While in the remoter areas of the Highlands and Islands sea
Fishing continued to be an important part of the peasant-crofters
economy, from the 1840s to the 1880s the fishing industry on the
East Coast was particularly prosperous. Three men would work
in one yawl. Sailing to the fishing grounds, they took with them a
keg of water and enough oatcakes and cheese in their 'pocken mor'
(canvas bag with a drawstring) to keep them going for
twenty—four hours. The  baited line was cast and left
for half an hour before being pulled in, hopefully
full of cod, haddock, mackerel, whiting,cuddies
(young coalfish), soles, flounders, skate and dogfish.
As one man rowed another pulled in the line while a
third removed the fish as they came into the boat.

Back on the shore, the catch was laid out on the beach
and the three men distributed piles of fish evenly
between them. Their wives took on the job of
packing the fish into creels which they then
put onto their backs to go off
selling around the country.



Not all the fish, however, was sold fresh. Each fishwife was also
an expert smoker, owning a wooden smoking shed with an
earthen floor and a hollow centre where the fire was laid. There
was no chimney, so as the fire burned, the shed filled with smoke.
Along with her collection of hard woods, she used fir cones to
make the cool smoke which preserved the fish.

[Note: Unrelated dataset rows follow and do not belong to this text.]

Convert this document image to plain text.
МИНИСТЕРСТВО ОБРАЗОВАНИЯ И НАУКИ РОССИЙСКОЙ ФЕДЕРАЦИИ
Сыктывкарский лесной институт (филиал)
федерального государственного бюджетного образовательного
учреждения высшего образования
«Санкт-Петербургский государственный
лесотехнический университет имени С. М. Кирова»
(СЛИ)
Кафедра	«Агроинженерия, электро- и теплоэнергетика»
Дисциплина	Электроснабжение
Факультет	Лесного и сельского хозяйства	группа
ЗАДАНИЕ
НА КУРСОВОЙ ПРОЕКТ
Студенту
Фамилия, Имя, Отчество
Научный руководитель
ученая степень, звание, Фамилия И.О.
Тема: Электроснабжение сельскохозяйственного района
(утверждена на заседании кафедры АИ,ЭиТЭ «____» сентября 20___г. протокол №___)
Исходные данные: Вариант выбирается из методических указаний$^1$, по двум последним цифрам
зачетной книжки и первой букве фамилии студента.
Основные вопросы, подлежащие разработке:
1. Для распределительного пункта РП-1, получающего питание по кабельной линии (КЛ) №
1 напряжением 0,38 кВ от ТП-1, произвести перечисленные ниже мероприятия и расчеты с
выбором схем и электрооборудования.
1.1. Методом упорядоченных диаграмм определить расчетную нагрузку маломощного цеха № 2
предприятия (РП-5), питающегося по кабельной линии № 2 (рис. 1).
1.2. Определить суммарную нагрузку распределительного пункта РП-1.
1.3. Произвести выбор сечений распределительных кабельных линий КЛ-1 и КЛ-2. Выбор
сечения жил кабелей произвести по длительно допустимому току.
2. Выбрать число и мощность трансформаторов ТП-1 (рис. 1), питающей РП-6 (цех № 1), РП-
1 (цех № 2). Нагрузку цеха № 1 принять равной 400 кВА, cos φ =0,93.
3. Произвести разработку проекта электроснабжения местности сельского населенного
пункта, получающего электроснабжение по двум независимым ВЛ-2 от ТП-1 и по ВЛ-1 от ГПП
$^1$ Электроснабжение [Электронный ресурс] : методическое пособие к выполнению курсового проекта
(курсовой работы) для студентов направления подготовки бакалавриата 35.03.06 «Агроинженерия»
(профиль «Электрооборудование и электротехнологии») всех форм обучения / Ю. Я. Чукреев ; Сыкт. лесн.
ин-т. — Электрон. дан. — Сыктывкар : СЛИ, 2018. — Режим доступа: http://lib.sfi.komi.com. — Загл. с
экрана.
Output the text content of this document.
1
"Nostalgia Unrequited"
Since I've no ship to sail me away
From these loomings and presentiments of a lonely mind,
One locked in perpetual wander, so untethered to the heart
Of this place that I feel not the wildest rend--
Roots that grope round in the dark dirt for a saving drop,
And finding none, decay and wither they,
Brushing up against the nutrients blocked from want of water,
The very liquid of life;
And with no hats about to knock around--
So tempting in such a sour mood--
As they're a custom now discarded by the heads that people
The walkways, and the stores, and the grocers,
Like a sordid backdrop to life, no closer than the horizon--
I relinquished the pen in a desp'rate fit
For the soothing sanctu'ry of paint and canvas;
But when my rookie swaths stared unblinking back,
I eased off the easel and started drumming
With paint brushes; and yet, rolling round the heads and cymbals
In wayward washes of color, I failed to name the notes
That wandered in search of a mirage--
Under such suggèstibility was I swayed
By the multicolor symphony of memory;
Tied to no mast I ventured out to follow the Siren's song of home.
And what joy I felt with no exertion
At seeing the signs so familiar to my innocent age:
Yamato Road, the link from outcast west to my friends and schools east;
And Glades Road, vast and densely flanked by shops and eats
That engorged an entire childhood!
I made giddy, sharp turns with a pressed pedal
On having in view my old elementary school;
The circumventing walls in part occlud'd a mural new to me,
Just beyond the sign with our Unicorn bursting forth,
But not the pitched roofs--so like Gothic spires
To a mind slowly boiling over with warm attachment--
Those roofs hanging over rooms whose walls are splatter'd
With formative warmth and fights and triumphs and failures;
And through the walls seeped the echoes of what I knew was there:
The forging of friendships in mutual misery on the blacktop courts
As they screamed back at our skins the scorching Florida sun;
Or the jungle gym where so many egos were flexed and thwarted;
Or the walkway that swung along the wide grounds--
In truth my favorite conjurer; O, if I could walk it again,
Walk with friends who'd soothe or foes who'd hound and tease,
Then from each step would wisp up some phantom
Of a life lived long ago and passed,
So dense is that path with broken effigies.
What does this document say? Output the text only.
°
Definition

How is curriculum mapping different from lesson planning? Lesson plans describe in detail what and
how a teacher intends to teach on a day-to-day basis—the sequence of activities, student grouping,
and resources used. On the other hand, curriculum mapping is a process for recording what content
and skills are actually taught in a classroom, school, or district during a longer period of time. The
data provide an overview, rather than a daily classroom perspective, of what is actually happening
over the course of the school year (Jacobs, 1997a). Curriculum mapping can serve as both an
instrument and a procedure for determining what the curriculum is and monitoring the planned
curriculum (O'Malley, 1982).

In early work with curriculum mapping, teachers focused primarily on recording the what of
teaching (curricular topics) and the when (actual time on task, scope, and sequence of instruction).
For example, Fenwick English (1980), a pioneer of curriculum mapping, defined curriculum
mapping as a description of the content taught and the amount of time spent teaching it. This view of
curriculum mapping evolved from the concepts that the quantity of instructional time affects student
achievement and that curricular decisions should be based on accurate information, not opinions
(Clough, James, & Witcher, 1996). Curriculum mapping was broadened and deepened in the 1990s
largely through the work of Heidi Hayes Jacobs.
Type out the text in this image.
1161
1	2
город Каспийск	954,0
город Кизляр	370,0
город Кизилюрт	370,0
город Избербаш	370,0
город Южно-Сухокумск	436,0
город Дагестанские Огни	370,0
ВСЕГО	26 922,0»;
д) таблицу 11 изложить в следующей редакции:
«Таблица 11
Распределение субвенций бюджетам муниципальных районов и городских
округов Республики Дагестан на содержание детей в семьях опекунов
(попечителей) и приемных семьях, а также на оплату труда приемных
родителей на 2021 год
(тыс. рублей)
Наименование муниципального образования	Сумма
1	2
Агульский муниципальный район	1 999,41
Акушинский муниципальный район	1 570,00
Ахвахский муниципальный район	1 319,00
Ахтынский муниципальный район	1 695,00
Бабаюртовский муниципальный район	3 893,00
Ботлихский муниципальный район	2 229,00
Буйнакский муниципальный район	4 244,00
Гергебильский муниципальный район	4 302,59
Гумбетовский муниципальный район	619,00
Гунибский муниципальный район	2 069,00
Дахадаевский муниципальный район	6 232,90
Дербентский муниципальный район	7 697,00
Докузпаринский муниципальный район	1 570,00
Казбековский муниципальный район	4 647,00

Firstly, however,
the fish had to be gutted, split and their heads removed. Haddock
was most commonly smoked by this method. Then they had to be
scrubbed clean of blood and put into a tub with salt to preserve
them. Finally they were hung up on spits and put into the
smoking shed. The process took the best part of the day. The fish-
wife smoked for two days of the week and for the other four, went
to the country selling fish. On Sunday she went to church.



This method of smoking fish by splitting open was common
practice in most East Coast fishing communities, eventually
taking its name Finnan (haddie) from the Aberdeenshire fishing
village of Findon, colloquially known as Finnan. Further south, a
‘closed’ unsplit cure also developed at Auchmithie, a small
fishing village just north of Arbroath. Here, the fish became
known as a Smokie, not smoked in a tall shed with cool smoke but
over a hotter fire in a half whisky barrel covered with layers of
hessian sacking.

Gutted and salted, a pair of fish, their tails tied together, were
hung over wooden rods. Layers of sacking were laid on top. The
smoking process took about forty minutes, which cooked the fish
to a coppery brown on the outside, flavouring the flesh with a
mild smokiness. Both finnans and smokies (which were later
smoked also in Arbroath and became known as Arbroath smokies)
joined the collection of wet fish in the fishwife’s creel.